El Ángel Ximénez AVIA Puente Genil se desplazaba a tierras aragonesas después de cosechar, en el debut del técnico cántabro, el primer triunfo del año 2018, obtenido ante el Quabit Guadalajara. El único atisbo del coraje y la consistencia manifestada ante los castellano-manchegos se percibió en la mitad del primer período, momento en el que comprimieron en un solo tanto la diferencia en el marcador (7-6, m.15)

La renta del equipo oscense volvió a aumentar, inscribiendo en el intermedio la máxima ventaja, contabilizada en cuatro aciertos (15-11).

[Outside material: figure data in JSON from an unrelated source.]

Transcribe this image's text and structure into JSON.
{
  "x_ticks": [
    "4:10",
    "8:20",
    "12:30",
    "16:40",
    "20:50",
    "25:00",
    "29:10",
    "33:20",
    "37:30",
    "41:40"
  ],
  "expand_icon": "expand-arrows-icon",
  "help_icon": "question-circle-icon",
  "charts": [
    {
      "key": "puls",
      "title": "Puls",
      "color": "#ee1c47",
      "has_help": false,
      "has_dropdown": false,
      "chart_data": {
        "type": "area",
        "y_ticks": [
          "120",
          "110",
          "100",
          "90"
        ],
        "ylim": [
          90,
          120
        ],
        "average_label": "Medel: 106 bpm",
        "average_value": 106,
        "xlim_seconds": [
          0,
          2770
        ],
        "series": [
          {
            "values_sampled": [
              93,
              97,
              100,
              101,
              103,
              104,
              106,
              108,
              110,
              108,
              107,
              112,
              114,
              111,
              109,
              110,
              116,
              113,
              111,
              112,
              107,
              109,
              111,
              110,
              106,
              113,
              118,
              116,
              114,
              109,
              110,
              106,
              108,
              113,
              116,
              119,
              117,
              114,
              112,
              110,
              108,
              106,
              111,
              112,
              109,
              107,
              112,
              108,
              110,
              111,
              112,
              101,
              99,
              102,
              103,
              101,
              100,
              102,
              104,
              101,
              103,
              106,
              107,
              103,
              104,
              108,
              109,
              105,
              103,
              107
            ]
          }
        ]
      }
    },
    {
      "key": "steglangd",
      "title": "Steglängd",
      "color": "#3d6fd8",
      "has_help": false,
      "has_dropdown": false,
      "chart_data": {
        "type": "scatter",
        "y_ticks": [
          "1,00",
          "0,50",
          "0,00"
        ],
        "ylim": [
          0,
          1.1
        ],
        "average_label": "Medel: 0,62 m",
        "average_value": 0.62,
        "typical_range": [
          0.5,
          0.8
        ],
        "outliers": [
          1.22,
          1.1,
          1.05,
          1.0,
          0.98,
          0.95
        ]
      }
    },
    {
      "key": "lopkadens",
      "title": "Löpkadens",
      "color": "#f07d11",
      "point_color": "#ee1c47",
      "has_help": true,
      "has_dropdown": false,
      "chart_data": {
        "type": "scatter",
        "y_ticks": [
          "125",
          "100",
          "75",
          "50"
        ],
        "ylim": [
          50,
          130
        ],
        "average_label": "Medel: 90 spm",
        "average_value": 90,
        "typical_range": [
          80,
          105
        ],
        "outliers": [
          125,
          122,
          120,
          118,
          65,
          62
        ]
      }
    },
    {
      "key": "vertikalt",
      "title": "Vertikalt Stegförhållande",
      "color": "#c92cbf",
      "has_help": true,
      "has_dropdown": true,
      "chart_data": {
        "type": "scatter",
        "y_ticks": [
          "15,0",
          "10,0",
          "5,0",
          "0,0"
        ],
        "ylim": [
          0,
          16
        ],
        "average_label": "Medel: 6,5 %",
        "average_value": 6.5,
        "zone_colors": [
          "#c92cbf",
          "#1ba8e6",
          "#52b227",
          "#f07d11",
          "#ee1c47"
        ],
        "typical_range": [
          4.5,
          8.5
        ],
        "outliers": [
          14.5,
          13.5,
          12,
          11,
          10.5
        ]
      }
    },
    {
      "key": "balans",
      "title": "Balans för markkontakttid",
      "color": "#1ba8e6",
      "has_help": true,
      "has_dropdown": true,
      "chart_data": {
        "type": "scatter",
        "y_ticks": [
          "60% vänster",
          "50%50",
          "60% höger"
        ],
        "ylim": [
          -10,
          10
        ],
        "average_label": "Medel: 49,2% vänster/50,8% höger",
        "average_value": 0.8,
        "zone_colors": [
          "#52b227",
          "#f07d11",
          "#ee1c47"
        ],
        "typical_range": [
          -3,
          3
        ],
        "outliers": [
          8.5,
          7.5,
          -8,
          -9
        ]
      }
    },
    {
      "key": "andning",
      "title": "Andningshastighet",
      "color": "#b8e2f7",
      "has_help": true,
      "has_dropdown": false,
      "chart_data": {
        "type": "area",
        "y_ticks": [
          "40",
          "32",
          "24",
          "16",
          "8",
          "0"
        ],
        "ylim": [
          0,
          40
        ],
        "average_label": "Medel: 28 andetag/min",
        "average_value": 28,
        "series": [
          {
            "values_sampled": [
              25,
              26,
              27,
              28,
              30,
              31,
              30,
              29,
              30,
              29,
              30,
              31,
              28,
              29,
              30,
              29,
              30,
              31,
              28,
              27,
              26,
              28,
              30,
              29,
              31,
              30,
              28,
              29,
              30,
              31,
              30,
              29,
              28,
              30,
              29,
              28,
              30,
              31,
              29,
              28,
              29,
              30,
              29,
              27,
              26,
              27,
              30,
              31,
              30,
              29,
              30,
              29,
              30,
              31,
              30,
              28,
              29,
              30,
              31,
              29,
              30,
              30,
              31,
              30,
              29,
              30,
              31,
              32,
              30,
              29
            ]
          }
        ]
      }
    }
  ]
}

El devenir del choque auguraba la ruptura de la trayectoria a domicilio rubricada por el Ángel Ximénez en este torneo. En sus dos salidas, había sometido tanto al Balonmano Los Dólmenes como al BM Nava. El plantel dirigido por Julián Ruiz, más afortunado en labores defensivas que ante la meta contraria, emuló su conducta en la competición ordinaria, pulsada con un solo éxito en los desplazamientos, certificado allá por la fecha séptima en la pista del Teucro. La vehemencia del Bada Huesca se redobló en el segundo período, logrando elevar paulatinamente el desequilibrio en el electrónico. Afianzado un margen de dos dianas (20-18, min.40), la pendiente se inclinó hasta los cinco goles a más de diez minutos del final, tesitura que obligó a Julián Ruiz a solicitar un tiempo muerto, persiguiendo paralizar la progresión del contendiente local.

El mínimo paréntesis no modificó la tendencia y el Bada Huesca prosiguió alejándose de su oponente y aumentan la probabilidad de solventar este doble duelo (29-21, min.50). En los últimos minutos, el Ángel Ximénez, otra vez con Nacho Moya como máximo exponente, al firmar siete goles, domó a los anfitriones, aferrándose a las escasas opciones que procurará explotar el próximo miércoles en el Pabellón Alcalde Miguel Salas. Los discípulos de Julián Ruiz precisan, para superar esta ronda, reeditar el correctivo que le infligieron hace solo unos días al Guadalajara, adversario al que derribaron con un espacio numérico de seis goles.